Para pemohon merasa dirugikan hak konstitusionalnya oleh kewenangan pemerintah yang cenderung berlebihan itu. Salah satu peristiwa yang kemudian mendorong pengujian ini adalah apa yang dialami SuaraPapua pada 4 November 2016 lalu. Saat itu media online yang memberitakan soal pendidikan, kesehatan, ekonomi, sosial, budaya, politik dan hak asasi manusia di Papua itu tak bisa diakses sama sekali sehingga menghambat kerja-kerja jurnalistik. Akses kembali pulih 3 hari kemudian.

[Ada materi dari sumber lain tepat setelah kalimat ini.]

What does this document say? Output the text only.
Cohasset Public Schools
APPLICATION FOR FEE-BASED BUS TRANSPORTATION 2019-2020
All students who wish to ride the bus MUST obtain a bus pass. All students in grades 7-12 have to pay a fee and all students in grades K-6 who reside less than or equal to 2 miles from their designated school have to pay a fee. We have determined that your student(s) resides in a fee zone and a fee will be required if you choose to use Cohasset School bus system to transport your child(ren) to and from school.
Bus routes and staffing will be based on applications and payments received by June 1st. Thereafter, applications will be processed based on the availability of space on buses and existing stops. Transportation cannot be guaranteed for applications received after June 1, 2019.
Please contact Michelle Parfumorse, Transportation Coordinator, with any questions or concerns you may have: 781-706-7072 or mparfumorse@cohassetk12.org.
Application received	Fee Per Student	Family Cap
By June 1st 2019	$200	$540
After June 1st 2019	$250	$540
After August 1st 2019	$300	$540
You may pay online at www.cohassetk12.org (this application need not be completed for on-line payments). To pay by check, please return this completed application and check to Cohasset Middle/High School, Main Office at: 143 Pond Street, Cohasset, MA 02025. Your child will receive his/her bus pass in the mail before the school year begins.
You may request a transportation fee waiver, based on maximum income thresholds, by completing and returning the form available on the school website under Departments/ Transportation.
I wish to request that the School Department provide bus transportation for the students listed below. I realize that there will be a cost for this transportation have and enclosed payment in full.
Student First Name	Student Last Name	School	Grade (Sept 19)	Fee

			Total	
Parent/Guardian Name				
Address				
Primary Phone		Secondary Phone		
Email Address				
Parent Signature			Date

Pemohon, melalui melalui kuasa hukumnya yaitu Lembaga Bantuan Hukum Pers, mengirimkan surat pada 8 November 2016, menyatakan protes dan meminta klarifikasi kepada Menteri Komunikasi dan Informatika (selanjutnya disebuat Menkominfo) cq Direktorat Jenderal Aplikasi Informatika (selanjutnya disebut Ditjen Aptika) soal pemblokiran itu. Ditjen Aptika dalam surat balasannya membenarkan adanya pemblokiran situs Suara Papua itu karena mengandung konten yang melanggar ketentuan undang – undang.
Ditjen Aptika menilai pemblokiran tersebut sesuai Pasal 40 ayat 2a dan 2b UU ITE dan Peraturan Menteri Komunikasi dan Informatika Nomor 19 Tahun 2014 tentang Penanganan Situs Internet Bermuatan Negatif. Dalam surat balasan tidak dijelaskan secara spesifik konten apa yang dinilai melanggar undang-undang. LBH Pers berkirim surat lagi pada 29 Desember 2016 meminta informasi lebih lanjut mengenai konten yang dianggap telah melanggar itu. Namun surat kedua ini tidak dibalas.
Selain pemblokiran terhadap Suara Papua, pemerintah memang kerap memblokir situs dan juga internet dengan dalih untuk membendung konten yang melanggar undang-undang atau untuk mencegah penyebaran kabar bohong. Pemerintah pada Agustus-September 2019 memperlambat dan memblokir internet di Papua dan papua barat. Tindakan Pemblokiran tersebut telah menghambat kerja-kerja jurnalis yang berada di papua dan papua barat, jika merujuk pada pasal 4 ayat 1 UU Pers menyebutkan “kemerdekaan pers di jamin sebagai hak asasi warga negara” atas tindakan tersebut AJI Indonesia dan SAFENet mengajukan gugatan Perbuatan melanggar hukum pemerintah ke PTUN Jakarta. Dalam putusan No. 230/G/TF/2019/PTUN-JKT yang dibacakan pada tanggal 3 Juni 2020, menyatakan tindakan pemerintah melanggar hukum.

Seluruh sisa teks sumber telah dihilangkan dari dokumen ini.